Some fans might have paused on hearing the first single, ”Give Me All Your Lovin’.” Others might have skidded on ”Gang Bang,” the second track on MDNA. And, in fact, there are more jarring tracks to come on Madonna’s new set, which ranks as one of the most experimental albums in her oeuvre. From the get-go Madonna has garnered attention through shock, but in many ways she seems more single-minded in that pursuit here than ever before. It’s as if she’s tired of Lady Gaga and her reductive contemporaries stealing her shock-pop diva’s thunder. ”Some girls going off the deep end,” she sings on one track. ”Some girls have a filthy mouth, all talk and they never stop.” That’s not Madonna. ”I’m everything you ever dreamed of,” she blithely asserts.
MDNA is not everything a fan ever dreamed of. It lacks the stunning sophistication of Ray of Light, or the cohesive brilliance of Confessions on a Dance Floor. The problem with MDNA is that it’s remarkably immature and spastic – making the female pop standard-bearer sound utterly desperate in trying to one up, much less keep up with, her pop progeny.
Madonna
(Photo by Mert + Marcus)
Which is not to say she doesn’t succeed. As unruly, even abrasive, as much of it is, MDNA is certainly better than Gaga’s Born This Way. Though I quibble with the 53-year-old Madonna’s overuse of the term ”girl” referring to herself, not to mention the many girlish antics she gets into here, it’s certainly true she sounds as vigorous as she looks.
Among her new songs, I’m most fascinated by the gurgling synths constantly bubbling to the top of ”I’m Addicted.” The Benassi cousins did great work on this Euro-trance number, which lyrically compares love to the club drug ecstasy. In fact, the chorus even chants ”M-D-M-A” as the song ends. Obviously, Madonna is still finding new ways to shock.

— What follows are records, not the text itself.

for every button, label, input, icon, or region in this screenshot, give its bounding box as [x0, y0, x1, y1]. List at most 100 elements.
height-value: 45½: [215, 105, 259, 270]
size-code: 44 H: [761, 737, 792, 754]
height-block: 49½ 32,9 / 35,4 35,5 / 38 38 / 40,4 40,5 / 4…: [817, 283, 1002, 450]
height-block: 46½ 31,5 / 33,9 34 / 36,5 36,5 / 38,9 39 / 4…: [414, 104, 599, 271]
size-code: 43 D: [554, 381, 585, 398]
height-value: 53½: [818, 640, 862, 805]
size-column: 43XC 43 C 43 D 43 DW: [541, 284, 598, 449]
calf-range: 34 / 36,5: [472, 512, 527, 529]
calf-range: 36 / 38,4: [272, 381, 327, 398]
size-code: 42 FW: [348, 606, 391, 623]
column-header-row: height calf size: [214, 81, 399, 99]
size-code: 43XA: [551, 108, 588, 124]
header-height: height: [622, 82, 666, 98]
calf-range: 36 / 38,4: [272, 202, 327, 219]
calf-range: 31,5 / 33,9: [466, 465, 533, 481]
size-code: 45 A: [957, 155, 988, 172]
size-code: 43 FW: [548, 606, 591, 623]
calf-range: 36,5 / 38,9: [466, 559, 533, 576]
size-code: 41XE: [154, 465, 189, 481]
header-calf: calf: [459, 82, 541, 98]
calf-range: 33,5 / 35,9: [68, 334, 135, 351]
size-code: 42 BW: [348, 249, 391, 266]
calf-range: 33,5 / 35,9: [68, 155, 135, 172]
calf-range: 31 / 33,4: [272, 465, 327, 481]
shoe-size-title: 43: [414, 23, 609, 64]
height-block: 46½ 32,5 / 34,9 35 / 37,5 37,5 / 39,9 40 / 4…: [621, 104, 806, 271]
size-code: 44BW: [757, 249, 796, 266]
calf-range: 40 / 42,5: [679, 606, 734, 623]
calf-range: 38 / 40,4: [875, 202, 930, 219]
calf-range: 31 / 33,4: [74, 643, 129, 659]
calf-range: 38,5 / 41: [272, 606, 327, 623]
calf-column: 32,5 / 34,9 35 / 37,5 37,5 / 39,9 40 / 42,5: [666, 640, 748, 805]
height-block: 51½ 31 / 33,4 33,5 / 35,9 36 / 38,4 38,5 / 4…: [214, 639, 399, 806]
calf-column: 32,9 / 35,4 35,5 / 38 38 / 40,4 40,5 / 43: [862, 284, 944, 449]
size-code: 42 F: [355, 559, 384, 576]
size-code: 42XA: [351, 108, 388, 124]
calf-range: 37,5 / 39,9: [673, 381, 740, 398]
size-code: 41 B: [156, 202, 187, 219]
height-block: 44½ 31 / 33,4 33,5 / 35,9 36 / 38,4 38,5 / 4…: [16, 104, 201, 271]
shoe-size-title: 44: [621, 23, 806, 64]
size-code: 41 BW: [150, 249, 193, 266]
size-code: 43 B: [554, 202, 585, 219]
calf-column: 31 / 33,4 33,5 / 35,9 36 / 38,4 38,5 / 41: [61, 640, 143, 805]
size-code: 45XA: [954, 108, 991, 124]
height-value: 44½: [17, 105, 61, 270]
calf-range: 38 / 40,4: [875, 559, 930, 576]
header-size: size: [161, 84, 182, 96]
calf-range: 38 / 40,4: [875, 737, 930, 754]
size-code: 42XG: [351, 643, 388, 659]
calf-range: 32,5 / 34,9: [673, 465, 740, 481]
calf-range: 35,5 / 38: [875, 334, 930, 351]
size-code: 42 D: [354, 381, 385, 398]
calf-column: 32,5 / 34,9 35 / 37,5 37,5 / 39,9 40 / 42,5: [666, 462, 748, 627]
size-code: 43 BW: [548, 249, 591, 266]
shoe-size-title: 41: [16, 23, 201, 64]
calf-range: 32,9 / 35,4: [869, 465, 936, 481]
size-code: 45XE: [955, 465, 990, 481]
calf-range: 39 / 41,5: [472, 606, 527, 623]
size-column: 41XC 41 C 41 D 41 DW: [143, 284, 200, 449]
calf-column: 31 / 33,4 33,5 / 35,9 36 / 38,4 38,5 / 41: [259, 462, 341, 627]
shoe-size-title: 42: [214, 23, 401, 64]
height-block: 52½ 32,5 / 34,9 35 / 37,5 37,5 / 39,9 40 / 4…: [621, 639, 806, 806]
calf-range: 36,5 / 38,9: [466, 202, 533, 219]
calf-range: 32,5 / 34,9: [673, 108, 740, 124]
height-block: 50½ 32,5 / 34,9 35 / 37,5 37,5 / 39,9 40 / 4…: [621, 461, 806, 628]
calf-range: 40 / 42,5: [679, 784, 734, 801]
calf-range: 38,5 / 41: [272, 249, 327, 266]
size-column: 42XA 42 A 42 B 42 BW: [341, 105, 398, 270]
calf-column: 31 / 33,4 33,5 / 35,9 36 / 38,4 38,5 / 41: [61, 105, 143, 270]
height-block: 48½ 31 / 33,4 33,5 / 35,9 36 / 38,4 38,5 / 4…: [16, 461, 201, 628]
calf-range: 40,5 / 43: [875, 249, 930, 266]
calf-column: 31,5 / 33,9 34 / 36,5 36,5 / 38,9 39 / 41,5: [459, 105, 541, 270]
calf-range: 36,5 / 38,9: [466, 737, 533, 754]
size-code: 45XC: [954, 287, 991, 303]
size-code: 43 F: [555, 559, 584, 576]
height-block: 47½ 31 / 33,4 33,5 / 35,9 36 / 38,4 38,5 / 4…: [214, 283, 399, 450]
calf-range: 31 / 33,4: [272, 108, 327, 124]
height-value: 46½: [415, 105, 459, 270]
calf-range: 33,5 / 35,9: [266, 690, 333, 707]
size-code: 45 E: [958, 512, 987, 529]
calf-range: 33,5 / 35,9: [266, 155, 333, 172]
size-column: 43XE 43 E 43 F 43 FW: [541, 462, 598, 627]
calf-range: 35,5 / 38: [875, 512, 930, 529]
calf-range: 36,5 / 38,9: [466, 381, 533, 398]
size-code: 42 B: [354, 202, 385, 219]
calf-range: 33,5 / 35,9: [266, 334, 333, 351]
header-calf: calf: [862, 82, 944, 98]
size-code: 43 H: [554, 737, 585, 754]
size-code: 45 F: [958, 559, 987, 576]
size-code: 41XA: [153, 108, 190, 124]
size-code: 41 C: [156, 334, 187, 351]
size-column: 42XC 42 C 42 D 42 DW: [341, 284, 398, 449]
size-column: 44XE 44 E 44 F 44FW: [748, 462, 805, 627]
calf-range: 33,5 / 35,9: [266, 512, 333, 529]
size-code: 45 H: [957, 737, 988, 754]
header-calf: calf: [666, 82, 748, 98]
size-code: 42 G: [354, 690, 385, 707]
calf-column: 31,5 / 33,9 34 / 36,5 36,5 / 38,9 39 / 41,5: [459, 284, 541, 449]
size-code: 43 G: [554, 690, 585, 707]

Too often, however, she resorts to her old tricks of shocking through religion. MDNA actually features some of Madonna’s most sacrilegious lyrics. ”I’m a sinner. I like it that way,” she chirps on a carefree pop hit co-written with her old pals William Orbit and Jean-Baptiste. Later in the song, she says a prayer: ”Hail Mary, full of grace, get down on your knees and pray; Jesus Christ hanging on the cross, died for our sins, it’s such a loss.”
Madonna is more disingenuous than sacrilegious on new single and album opener ”Girl Gone Wild,” which launches with her begging God’s forgiveness for sinning. ”I want so badly to be good,” she says – until she changes her mind. ”Good girls don’t misbehave,” she sings in the bridge. ”But I’m a bad girl anyway.”